Dessau-Roßlau (dpa/sa) - Exakt vor 100 Jahren ist ein völlig neuartiges Flugzeug in den Himmel über Dessau gestiegen. Am 25. Juni 1919 startete erstmals ein Flugzeug des Typs Junkers F 13. An dieses Datum wurde am Dienstag in Dessau feierlich erinnert.

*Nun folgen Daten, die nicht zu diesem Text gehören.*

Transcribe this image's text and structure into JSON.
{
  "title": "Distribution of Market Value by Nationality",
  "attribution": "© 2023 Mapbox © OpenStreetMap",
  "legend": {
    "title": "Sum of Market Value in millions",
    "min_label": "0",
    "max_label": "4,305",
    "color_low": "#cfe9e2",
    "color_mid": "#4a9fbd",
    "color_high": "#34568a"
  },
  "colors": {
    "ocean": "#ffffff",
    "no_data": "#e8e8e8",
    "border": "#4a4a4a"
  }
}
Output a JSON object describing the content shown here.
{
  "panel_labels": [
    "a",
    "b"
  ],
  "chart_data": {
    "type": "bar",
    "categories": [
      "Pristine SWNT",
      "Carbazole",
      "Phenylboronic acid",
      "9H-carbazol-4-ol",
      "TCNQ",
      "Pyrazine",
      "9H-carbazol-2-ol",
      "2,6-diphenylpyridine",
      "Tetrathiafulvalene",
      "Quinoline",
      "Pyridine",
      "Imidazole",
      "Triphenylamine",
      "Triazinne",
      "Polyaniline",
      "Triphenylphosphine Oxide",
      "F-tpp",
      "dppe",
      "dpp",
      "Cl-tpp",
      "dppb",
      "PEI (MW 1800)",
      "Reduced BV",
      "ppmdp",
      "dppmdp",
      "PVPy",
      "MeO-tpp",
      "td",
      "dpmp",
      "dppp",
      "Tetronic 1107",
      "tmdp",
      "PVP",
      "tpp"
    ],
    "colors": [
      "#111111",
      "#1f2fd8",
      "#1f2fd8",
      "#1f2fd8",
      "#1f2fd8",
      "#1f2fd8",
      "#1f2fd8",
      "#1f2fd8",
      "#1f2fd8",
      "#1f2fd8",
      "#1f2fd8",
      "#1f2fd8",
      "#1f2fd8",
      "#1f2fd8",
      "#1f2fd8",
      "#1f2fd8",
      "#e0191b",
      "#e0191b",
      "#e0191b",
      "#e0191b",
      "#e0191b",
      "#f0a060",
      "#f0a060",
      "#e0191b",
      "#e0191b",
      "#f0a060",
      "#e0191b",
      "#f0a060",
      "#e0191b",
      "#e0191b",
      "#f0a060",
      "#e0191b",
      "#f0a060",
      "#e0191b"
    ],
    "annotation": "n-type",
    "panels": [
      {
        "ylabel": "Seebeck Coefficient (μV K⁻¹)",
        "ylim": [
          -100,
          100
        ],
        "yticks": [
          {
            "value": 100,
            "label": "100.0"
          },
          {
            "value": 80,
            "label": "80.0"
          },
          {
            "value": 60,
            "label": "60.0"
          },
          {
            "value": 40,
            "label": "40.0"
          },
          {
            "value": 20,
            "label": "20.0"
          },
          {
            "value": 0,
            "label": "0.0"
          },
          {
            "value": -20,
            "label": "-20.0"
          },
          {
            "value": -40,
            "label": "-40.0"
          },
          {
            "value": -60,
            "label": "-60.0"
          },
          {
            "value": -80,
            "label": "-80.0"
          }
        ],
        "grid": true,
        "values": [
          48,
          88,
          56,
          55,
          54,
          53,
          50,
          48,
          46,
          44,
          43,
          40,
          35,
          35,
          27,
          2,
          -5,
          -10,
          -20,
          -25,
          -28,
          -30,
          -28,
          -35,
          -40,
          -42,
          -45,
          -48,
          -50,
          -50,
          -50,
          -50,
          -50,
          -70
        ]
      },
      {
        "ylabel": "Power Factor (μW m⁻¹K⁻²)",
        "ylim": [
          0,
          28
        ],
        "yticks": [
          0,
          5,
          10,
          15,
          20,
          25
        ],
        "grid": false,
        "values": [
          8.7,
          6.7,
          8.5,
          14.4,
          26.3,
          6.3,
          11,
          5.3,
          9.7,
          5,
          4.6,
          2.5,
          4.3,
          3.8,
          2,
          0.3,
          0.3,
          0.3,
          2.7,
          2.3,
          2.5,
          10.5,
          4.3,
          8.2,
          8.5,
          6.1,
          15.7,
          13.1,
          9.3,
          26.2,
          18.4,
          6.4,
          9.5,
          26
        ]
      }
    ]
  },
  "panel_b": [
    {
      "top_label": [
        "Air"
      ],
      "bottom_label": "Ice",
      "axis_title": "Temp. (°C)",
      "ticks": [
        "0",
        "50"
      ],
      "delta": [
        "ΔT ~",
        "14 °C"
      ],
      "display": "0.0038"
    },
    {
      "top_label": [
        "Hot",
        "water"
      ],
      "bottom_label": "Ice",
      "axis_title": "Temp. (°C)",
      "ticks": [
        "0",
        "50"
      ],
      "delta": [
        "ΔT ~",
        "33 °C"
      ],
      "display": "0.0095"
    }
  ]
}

Die vom Flugzeugpionier Hugo Junkers gebaute Maschine war das weltweit erste Ganz-Metall-Verkehrsflugzeug. Sie gilt als Wegbereiterin für die zivile Luftfahrt. Seit 2016 wird die Junkers F 13 in der Schweiz wieder in Kleinserie gebaut, wie ein Sprecher der Junkers Flugzeugwerke AG sagte. Hauptaktionär der Firma sei ein deutscher Unternehmer.

In Dübendorf bei Zürich erfolge die Endmontage. Das Flugzeug sei zwar originalgetreu, aber an die heutigen Standards angepasst, etwa was die Instrumente und das Fahrwerk betreffe. "Das Flugzeug muss alltagstauglich sein", sagte der Sprecher. Kunden seien flugbegeisterte Sammler aber auch Firmen, die Rundflüge oder Safaris anbieten. So ein Flug sei ein sehr beschauliches Erlebnis.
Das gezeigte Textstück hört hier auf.